Invadido por el miedo, entró con sigilo. Procuró quedarse en la penumbra, para hacer más difícil que se diese cuenta de que no pertenecía a los tripulantes.

-El cocinero ha preparado tortas, señor –dijo.

El capitán, que estaba enfrascado en la lectura de un libro, levantó la mirada. Era muy moreno, de piel áspera, frondosa cabellera y ojos oscuros.

-¿Y qué se supone que hace el cocinero cocinando a estas horas? -. Su voz era ronca.

-Cocina para calmar su miedo a la borrasca.

Sabía que había metido la pata, pero fue lo único que se le ocurrió.

-¿Desde cuándo tenemos miedo a una borrasca de nada? ¿Soy yo o aquí todos se están volviendo locos?...

Se levantó dando un bufido y apartó a Pablo de un manotazo.

Aguardó unos minutos, por si volvía. Al ver que no, se abalanzó sobre el escritorio.

Lo revolvió todo, sin encontrarlo. ¿Dónde lo habría metido?... Abrió en vano todas las cajas y sobres. Cada vez estaba más y más nervioso.

Escuchó unos pasos que se acercaban. ¿Cómo podía el capitán volver tan pronto?... Recorrió con la mirada el camarote, tratando de encontrar un buen escondite. Corrió a esconderse detrás de la cortina.

El capitán entró, furioso, dando un fuerte portazo.

A Pablo el corazón le latía con fuerza, parecía que se le salía del pecho. Colocó su mano temblorosa en los labios para evitar que oyese su forzosa respiración y entonces notó algo frío. ¡Allí estaba el diamante, cosido en el dobladillo de la cortina!

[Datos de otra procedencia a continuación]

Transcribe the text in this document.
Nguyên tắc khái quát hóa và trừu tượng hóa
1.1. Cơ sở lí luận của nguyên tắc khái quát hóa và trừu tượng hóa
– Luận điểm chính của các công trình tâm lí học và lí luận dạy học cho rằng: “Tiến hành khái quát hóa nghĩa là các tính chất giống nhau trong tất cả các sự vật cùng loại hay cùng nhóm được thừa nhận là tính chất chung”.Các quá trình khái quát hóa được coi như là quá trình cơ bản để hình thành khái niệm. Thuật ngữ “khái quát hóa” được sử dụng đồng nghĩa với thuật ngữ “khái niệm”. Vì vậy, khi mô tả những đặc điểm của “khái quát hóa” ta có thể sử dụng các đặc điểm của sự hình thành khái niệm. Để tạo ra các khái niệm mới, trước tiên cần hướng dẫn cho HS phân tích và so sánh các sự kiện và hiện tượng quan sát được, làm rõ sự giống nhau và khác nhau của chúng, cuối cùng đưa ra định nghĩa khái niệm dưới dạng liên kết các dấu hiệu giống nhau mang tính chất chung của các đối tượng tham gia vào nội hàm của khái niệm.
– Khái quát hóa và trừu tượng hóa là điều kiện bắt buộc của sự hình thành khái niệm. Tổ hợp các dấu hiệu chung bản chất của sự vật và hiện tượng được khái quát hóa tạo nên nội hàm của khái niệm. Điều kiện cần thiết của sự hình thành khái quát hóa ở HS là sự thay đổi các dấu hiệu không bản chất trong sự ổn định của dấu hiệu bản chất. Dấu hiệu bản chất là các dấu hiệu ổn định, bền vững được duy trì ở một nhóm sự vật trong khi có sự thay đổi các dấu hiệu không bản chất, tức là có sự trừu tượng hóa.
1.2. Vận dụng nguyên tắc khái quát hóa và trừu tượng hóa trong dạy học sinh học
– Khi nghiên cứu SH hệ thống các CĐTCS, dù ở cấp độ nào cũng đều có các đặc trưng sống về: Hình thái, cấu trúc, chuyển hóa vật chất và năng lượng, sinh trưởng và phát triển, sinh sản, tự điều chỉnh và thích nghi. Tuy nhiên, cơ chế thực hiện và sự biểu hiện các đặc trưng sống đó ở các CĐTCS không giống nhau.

Lo cogió, loco de contento. No era más grande que la uña de su dedo pulgar pero su resplandor lo cegaba. Se quedó un rato mirándolo fascinado, y luego lo ocultó entre sus manos. Los ojos le brillaban de avaricia.

Pasó el viaje de vuelta en el bote salvavidas, calculando cuánto podría valer una joya de aquel calibre. Seguramente, más de lo que necesitaba. Se veía a sí mismo en una mansión, bebiendo cava, de fiesta en fiesta, sin trabajar… Sacudió la cabeza para librarse de esos deseos irrealizables.

Su verdadera felicidad no iba a ser el dinero que le pudiese proporcionar, sino volver a ver la sonrisa de Marta cuando los malditos secuestradores por fin quedasen satisfechos con el diamante. Pensó en ella durante unos minutos. Sus ojos de un azul intenso, su preciosa sonrisa, su rubio cabello… Pensó en ella, y se olvidó de dónde estaba.

Animado por su amor, remó con fuerza. No descansó hasta que divisó, medio desdibujado por los primeros rayos del alba, el faro de Barcelona.